A disc of mass M and radius R is rolling purely with centre’s velocity ${v}_\mathbf{0}$ on a flat horizontal floor when it hits a step in the floor of height $\dfrac{R}{\mathbf{4}}$. The corner of the step is sufficiently rough to prevent any slipping of the disc against itself. What is the velocity of the centre of the disc just after impact?
A) $\dfrac{\mathbf{4}{v}_\mathbf{0}}{\mathbf{5}}$
B) $\dfrac{\mathbf{4}{v}_\mathbf{0}}{\mathbf{7}}$
C) $\dfrac{\mathbf{5}{v}_\mathbf{0}}{\mathbf{6}}$
D) none of these

Answer 1

This question can be solved by the concept of conservation of momentum. The amount of momentum remains constant; momentum is neither created nor destroyed, but only changed through the action of forces described by Newton’s laws of motion.
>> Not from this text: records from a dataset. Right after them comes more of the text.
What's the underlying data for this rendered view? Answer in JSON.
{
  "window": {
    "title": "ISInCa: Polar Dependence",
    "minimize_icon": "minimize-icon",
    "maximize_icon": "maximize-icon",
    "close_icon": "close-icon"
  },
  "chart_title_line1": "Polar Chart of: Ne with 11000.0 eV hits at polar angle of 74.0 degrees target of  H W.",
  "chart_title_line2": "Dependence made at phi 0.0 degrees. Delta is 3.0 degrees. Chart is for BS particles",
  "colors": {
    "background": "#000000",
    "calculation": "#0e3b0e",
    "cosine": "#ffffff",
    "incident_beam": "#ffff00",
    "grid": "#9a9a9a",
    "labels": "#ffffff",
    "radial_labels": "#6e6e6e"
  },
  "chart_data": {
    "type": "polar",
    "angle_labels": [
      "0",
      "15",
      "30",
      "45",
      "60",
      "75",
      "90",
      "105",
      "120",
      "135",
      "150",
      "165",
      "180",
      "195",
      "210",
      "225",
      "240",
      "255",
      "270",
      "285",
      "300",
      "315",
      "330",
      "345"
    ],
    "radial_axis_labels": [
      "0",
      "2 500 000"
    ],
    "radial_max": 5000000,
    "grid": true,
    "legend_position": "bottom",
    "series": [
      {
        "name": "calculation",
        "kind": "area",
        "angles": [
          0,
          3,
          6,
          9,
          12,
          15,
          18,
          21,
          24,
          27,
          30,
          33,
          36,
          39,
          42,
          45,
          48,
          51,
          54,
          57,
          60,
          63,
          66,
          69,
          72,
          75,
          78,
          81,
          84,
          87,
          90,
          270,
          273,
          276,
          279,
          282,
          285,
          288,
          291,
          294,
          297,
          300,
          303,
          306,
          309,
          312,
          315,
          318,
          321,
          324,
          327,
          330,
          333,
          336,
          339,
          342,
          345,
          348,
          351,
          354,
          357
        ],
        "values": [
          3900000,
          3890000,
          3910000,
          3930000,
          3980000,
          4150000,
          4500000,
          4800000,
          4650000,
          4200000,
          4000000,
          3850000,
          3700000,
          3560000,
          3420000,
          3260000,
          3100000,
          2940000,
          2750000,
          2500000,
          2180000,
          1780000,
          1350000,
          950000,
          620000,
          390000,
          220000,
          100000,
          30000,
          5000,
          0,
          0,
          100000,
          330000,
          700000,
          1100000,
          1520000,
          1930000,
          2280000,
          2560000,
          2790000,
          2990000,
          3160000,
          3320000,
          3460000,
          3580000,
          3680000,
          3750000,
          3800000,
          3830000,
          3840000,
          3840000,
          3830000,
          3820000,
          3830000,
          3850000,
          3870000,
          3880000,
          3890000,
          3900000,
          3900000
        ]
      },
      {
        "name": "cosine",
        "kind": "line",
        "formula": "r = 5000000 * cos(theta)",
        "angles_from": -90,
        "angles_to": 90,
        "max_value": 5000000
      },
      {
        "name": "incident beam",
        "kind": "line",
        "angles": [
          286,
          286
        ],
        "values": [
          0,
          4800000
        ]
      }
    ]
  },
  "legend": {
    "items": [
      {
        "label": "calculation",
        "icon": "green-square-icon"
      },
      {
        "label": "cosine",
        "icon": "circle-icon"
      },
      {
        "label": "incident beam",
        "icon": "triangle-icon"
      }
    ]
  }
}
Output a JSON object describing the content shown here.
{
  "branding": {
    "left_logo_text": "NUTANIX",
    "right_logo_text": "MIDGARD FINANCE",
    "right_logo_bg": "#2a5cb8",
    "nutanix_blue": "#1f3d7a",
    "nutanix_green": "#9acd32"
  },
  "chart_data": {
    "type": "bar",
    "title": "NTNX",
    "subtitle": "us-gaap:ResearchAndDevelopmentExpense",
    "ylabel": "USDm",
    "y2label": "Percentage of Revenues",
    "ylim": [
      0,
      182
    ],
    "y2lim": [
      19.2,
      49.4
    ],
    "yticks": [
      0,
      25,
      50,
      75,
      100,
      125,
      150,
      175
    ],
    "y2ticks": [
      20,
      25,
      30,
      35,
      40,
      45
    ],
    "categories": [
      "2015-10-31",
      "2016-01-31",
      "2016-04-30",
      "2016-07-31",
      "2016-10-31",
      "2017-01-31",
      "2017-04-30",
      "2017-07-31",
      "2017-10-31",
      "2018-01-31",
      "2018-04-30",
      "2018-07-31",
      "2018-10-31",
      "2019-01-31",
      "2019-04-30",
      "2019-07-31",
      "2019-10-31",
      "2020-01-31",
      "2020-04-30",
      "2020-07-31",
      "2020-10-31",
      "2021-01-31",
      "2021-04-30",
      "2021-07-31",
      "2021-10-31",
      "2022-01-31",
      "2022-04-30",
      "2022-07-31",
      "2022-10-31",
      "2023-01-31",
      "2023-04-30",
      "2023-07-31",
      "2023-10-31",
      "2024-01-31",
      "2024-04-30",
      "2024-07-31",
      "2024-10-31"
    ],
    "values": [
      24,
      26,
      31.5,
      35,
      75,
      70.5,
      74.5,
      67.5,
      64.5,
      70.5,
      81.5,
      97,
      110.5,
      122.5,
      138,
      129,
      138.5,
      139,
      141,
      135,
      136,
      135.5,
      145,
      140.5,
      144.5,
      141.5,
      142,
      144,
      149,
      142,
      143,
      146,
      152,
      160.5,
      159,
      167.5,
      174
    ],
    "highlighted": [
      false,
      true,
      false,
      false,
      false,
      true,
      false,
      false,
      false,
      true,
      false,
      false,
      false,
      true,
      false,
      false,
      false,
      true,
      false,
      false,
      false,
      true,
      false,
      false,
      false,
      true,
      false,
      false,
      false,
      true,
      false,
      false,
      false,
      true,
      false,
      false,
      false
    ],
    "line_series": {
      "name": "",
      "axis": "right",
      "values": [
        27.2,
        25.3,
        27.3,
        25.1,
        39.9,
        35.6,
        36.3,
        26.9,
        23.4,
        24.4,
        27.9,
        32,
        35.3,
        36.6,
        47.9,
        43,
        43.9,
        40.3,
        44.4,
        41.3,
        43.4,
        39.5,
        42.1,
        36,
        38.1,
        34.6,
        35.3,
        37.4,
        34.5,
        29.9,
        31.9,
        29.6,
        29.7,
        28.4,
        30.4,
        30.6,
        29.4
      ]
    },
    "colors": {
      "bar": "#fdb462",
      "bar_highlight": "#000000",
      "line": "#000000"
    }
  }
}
Complete step by step answer:
Let us understand this question by pictorial representation.

Angular momentum will remain conserved at the point of impact P and just after impact, it starts rotating about point P.
As per conservation of momentum, the total momentum is always constant for a system.
$L_i=L_f$
Where $L_i$ and $L_f$ are initial and final angular momentum.
$Mv_0(R-\dfrac{R}{4})+\dfrac{1}{2}MR^2(\dfrac{v_0}{R})=\dfrac{3}{2}MR^2\omega$ (M is common on both sides; hence we can cancel the term ‘M’)
Where M is the mass of disc, $v_0$ is the velocity at the centre of disc, R is the height from the floor and $\omega$ is the angular velocity.
$\implies v_0(R-\dfrac{R}{4})+\dfrac{1}{2}R^2(\dfrac{v_0}{R})=\dfrac{3}{2}R^2\omega$
Now, we further simplify the equation,
$v_0R-\dfrac{Rv_0}{4}+\dfrac{1}{2}R^2(\dfrac{v_0}{R})=\dfrac{3}{2}R^2\omega$ (Since R is common, we can cancel the term)
$v_0-\dfrac{v_0}{4}+\dfrac{1}{2}v_0=\dfrac{3}{2}R\omega$
Cross multiplying the equation,
${2v}_0-\dfrac{{2v}_0}{4}+\dfrac{2}{2}v_0=3R\omega$
$\implies {2v}_0-\dfrac{v_0}{2}+v_0=3R\omega$
Take LCM and simplify further, we get
$\dfrac{4v_0-v_0+2v_0}{2}=3R\omega$
$\implies \dfrac{5v_0}{2}=3R\omega$
$\implies 5v_0=6R\omega$
Now, we arrange the equation in terms of \omega to find velocity,
$\omega=\dfrac{5v_0}{6}$

Hence, the correct answer is “Option C”.

Note:
In an isolated system (such as the universe), there are no external forces, so momentum is always conserved. In mechanics, momentum, energy and angular momentum are the quantities conserved.